Reuling v Consolidated Edison Co. of N.Y., Inc. |
2015 NY Slip Op 04783 |
Decided on June 9, 2015 |
Appellate Division, First Department |
Published by New York State Law Reporting Bureau pursuant to Judiciary Law § 431. |
This opinion is uncorrected and subject to revision before publication in the Official Reports. |
Decided on June 9, 2015
Friedman, J.P., Acosta, Moskowitz, Richter, Feinman, JJ.
15363N 117414/08
v
Consolidated Edison Company of New York, Inc., et al., Defendants. Consolidated Edison Company of New York, Inc., Third-Party Plaintiff, Tully Construction Company, Third-Party Defendant-Respondent.
The Flomenhaft Law Firm, PLLC, New York (Benedene Cannata of counsel), for appellant.
Cartafalsa, Slattery, Turpin & Lenoff, New York (Louis A. Carotenuto of counsel), for respondent.
Order, Supreme Court, New York County (Joan M. Kenney, J.), entered January 21, 2015, which, inter alia, denied plaintiff's motion for leave to supplement and amend her bill of particulars, unanimously affirmed, without costs.

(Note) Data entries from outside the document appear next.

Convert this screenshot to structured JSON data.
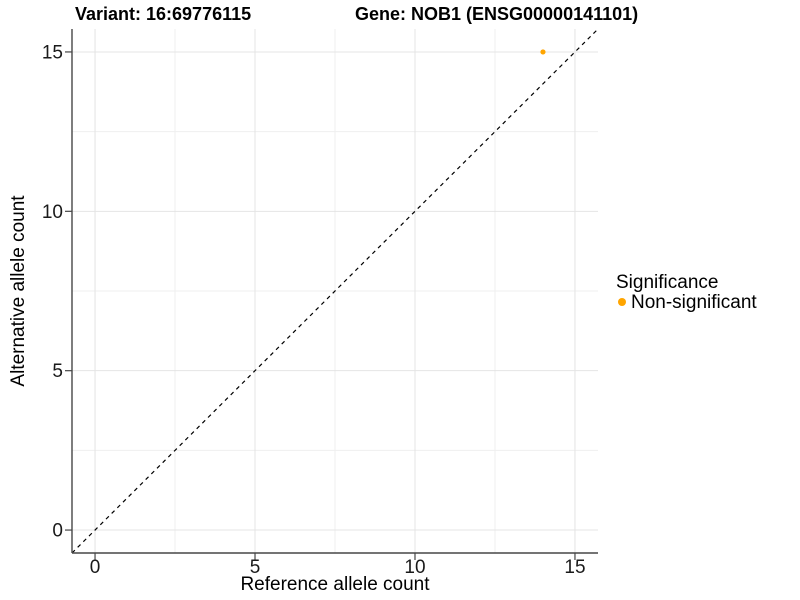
{
  "header": {
    "variant_title": "Variant: 16:69776115",
    "gene_title": "Gene: NOB1 (ENSG00000141101)"
  },
  "legend": {
    "title": "Significance",
    "items": [
      {
        "label": "Non-significant",
        "color": "#FFA500"
      }
    ],
    "position": "right"
  },
  "chart_data": {
    "type": "scatter",
    "title": "Variant: 16:69776115    Gene: NOB1 (ENSG00000141101)",
    "xlabel": "Reference allele count",
    "ylabel": "Alternative allele count",
    "xlim": [
      -0.72,
      15.72
    ],
    "ylim": [
      -0.72,
      15.72
    ],
    "x_ticks": [
      0,
      5,
      10,
      15
    ],
    "y_ticks": [
      0,
      5,
      10,
      15
    ],
    "x_minor_ticks": [
      2.5,
      7.5,
      12.5
    ],
    "y_minor_ticks": [
      2.5,
      7.5,
      12.5
    ],
    "grid": true,
    "legend_position": "right",
    "series": [
      {
        "name": "Non-significant",
        "color": "#FFA500",
        "points": [
          [
            14,
            15
          ]
        ]
      }
    ],
    "reference_line": {
      "type": "identity",
      "slope": 1,
      "intercept": 0,
      "style": "dashed",
      "color": "#000000"
    },
    "colors": {
      "grid_major": "#e4e4e4",
      "grid_minor": "#efefef",
      "axis_line": "#464646",
      "tick_label": "#1a1a1a"
    }
  }
}
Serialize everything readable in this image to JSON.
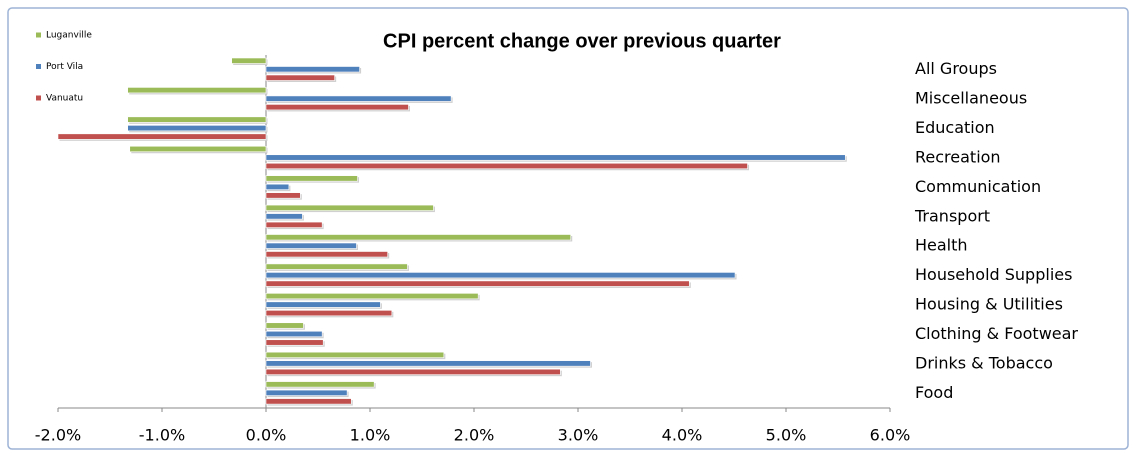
{
  "chart_data": {
    "type": "bar",
    "orientation": "horizontal",
    "title": "CPI  percent change over previous quarter",
    "categories": [
      "All Groups",
      "Miscellaneous",
      "Education",
      "Recreation",
      "Communication",
      "Transport",
      "Health",
      "Household Supplies",
      "Housing & Utilities",
      "Clothing  & Footwear",
      "Drinks  & Tobacco",
      "Food"
    ],
    "series": [
      {
        "name": "Luganville",
        "color": "#9bbb59",
        "values": [
          -0.33,
          -1.33,
          -1.33,
          -1.31,
          0.88,
          1.61,
          2.93,
          1.36,
          2.04,
          0.36,
          1.71,
          1.04
        ]
      },
      {
        "name": "Port Vila",
        "color": "#4f81bd",
        "values": [
          0.9,
          1.78,
          -1.33,
          5.57,
          0.22,
          0.35,
          0.87,
          4.51,
          1.1,
          0.54,
          3.12,
          0.78
        ]
      },
      {
        "name": "Vanuatu",
        "color": "#c0504d",
        "values": [
          0.66,
          1.37,
          -2.0,
          4.63,
          0.33,
          0.54,
          1.17,
          4.07,
          1.21,
          0.55,
          2.83,
          0.82
        ]
      }
    ],
    "xlim": [
      -2,
      6
    ],
    "xticks": [
      {
        "value": -2,
        "label": "-2.0%"
      },
      {
        "value": -1,
        "label": "-1.0%"
      },
      {
        "value": 0,
        "label": "0.0%"
      },
      {
        "value": 1,
        "label": "1.0%"
      },
      {
        "value": 2,
        "label": "2.0%"
      },
      {
        "value": 3,
        "label": "3.0%"
      },
      {
        "value": 4,
        "label": "4.0%"
      },
      {
        "value": 5,
        "label": "5.0%"
      },
      {
        "value": 6,
        "label": "6.0%"
      }
    ],
    "legend": "top-left"
  }
}
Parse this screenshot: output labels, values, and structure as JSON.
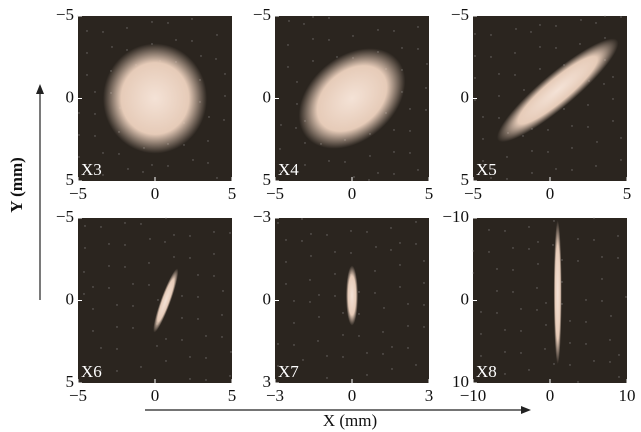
{
  "x_label": "X (mm)",
  "y_label": "Y (mm)",
  "chart_data": [
    {
      "type": "image",
      "label": "X3",
      "yaxis_inverted": true,
      "xlim": [
        -5,
        5
      ],
      "ylim": [
        -5,
        5
      ],
      "xticks": [
        {
          "value": -5,
          "label": "−5"
        },
        0,
        5
      ],
      "yticks": [
        {
          "value": -5,
          "label": "−5"
        },
        0,
        5
      ]
    },
    {
      "type": "image",
      "label": "X4",
      "yaxis_inverted": true,
      "xlim": [
        -5,
        5
      ],
      "ylim": [
        -5,
        5
      ],
      "xticks": [
        {
          "value": -5,
          "label": "−5"
        },
        0,
        5
      ],
      "yticks": [
        {
          "value": -5,
          "label": "−5"
        },
        0,
        5
      ]
    },
    {
      "type": "image",
      "label": "X5",
      "yaxis_inverted": true,
      "xlim": [
        -5,
        5
      ],
      "ylim": [
        -5,
        5
      ],
      "xticks": [
        {
          "value": -5,
          "label": "−5"
        },
        0,
        5
      ],
      "yticks": [
        {
          "value": -5,
          "label": "−5"
        },
        0,
        5
      ]
    },
    {
      "type": "image",
      "label": "X6",
      "yaxis_inverted": true,
      "xlim": [
        -5,
        5
      ],
      "ylim": [
        -5,
        5
      ],
      "xticks": [
        {
          "value": -5,
          "label": "−5"
        },
        0,
        5
      ],
      "yticks": [
        {
          "value": -5,
          "label": "−5"
        },
        0,
        5
      ]
    },
    {
      "type": "image",
      "label": "X7",
      "yaxis_inverted": true,
      "xlim": [
        -3,
        3
      ],
      "ylim": [
        -3,
        3
      ],
      "xticks": [
        {
          "value": -3,
          "label": "−3"
        },
        0,
        3
      ],
      "yticks": [
        {
          "value": -3,
          "label": "−3"
        },
        0,
        3
      ]
    },
    {
      "type": "image",
      "label": "X8",
      "yaxis_inverted": true,
      "xlim": [
        -10,
        10
      ],
      "ylim": [
        -10,
        10
      ],
      "xticks": [
        {
          "value": -10,
          "label": "−10"
        },
        0,
        10
      ],
      "yticks": [
        {
          "value": -10,
          "label": "−10"
        },
        0,
        10
      ]
    }
  ]
}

The decision to permit an amendment to a pleading or bill of particulars, especially on the eve of trial, is committed to the sound discretion of the IAS court (Lissak v Cerabona, 10 AD3d 308 [1st Dept 2004]). Here, we find the IAS court did not abuse its discretion in denying plaintiff leave to amend to add claims of injuries to her other foot. While plaintiff was aware of the injury to her left foot for more than three years, she inexplicably delayed in seeking her expert's opinion on the issue of causation and then further delayed in filing the instant motion. We note that the evidence ultimately relied upon by plaintiff's expert was developed in 2009 (the [*2]MRI) and 2011 (Dr. Fishman's report), well before the plaintiff filed her note of issue in 2012. In short, the motion was untimely.
We have considered the remaining arguments and find them unavailing.
THIS CONSTITUTES THE DECISION AND ORDER
OF THE SUPREME COURT, APPELLATE DIVISION, FIRST DEPARTMENT.